Descriptors are the wrong tool for these jobs

When I first heard about descriptors, I started thinking of all the cool ways I could hack Django models with them. I could completely hide the data of the model, and provide a much better thought out, more intentional API. If the database representation changed, I could just update the internals of the API methods and I wouldn't have to change my application code.

But this is wrong thinking. A model is a model. Its duty is to expose database values. The problem lies in thinking that it should do double duty as a repository of business logic and other unrelated behaviour.

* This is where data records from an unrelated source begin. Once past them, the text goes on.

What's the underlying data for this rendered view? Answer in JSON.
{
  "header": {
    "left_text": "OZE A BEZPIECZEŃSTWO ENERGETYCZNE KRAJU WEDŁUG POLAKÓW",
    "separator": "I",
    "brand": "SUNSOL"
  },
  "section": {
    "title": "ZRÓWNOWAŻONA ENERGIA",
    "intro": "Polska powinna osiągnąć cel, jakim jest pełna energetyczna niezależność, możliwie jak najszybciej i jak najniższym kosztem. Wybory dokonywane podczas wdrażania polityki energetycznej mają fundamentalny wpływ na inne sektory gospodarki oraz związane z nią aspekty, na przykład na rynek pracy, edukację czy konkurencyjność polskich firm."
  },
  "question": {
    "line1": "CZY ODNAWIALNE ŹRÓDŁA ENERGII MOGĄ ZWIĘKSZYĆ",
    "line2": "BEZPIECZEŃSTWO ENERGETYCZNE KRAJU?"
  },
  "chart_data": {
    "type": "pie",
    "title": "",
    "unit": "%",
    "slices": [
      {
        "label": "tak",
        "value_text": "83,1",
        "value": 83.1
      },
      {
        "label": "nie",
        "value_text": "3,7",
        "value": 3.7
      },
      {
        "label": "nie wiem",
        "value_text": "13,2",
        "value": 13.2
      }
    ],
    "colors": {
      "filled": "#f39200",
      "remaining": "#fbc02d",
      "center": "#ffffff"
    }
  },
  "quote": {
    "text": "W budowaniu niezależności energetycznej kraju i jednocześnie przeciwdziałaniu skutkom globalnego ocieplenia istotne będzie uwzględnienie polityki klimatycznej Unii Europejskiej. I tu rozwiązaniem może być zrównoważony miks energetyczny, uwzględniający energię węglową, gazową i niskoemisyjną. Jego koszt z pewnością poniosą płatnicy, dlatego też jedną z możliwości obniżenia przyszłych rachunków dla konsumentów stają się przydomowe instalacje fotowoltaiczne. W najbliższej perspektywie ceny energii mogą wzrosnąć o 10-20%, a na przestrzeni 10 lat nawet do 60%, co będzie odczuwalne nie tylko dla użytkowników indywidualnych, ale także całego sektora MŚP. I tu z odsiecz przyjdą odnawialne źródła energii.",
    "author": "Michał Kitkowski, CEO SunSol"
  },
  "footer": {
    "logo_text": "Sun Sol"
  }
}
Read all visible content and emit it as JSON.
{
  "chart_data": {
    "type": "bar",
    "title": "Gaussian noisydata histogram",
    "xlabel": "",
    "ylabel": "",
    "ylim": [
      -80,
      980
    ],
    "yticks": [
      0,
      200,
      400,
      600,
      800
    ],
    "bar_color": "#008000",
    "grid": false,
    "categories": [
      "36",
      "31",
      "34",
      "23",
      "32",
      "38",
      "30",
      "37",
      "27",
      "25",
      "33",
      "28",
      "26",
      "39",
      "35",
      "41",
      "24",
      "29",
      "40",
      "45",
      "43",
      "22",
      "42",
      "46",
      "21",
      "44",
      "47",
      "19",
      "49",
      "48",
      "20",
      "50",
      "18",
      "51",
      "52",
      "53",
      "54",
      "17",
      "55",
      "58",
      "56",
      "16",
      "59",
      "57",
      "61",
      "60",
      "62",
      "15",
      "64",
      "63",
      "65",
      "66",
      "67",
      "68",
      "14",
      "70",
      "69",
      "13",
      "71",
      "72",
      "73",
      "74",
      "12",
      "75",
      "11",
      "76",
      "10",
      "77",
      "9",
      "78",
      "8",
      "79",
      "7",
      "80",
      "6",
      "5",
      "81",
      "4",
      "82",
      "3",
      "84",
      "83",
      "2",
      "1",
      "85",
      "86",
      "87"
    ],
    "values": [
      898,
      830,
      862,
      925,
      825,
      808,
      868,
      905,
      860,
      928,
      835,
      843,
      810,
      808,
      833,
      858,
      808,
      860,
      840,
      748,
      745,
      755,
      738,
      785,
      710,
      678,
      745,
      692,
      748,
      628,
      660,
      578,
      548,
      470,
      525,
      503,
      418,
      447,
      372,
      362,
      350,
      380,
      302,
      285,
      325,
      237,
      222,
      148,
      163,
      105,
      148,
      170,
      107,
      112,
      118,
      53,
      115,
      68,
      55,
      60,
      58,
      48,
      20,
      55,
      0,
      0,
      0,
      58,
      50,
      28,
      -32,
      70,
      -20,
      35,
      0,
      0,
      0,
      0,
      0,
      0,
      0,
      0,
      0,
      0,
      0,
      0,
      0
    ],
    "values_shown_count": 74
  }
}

I get it, descriptors are a clever language feature and you can do some nifty things with them. And Stone's blog post even does a pretty good job of explaining what they are [3] and showing some possible uses for them. But please don't implement those suggestions in your production code. Using descriptors as Stone suggests will make your code harder to reason about and harder to change in the future.

Footnotes

[1]Two good candidates might be a Hostname class that takes a URL string and returns the hostname portion from its __str__method, or a URL class that takes a URL string and returns the hostname portion from a hostname property or method.
[2]If you really wanted it to be a property, not a method call, then you could add a @property decorator. But I would leave it as method unless doing so would break backwards compatibility, for the simple reason that it is more immediately clear that it is a computed value, not a database value.
[3]Fraser Tweedale's PyCon AU 2014 talk on descriptors dives into much more detail.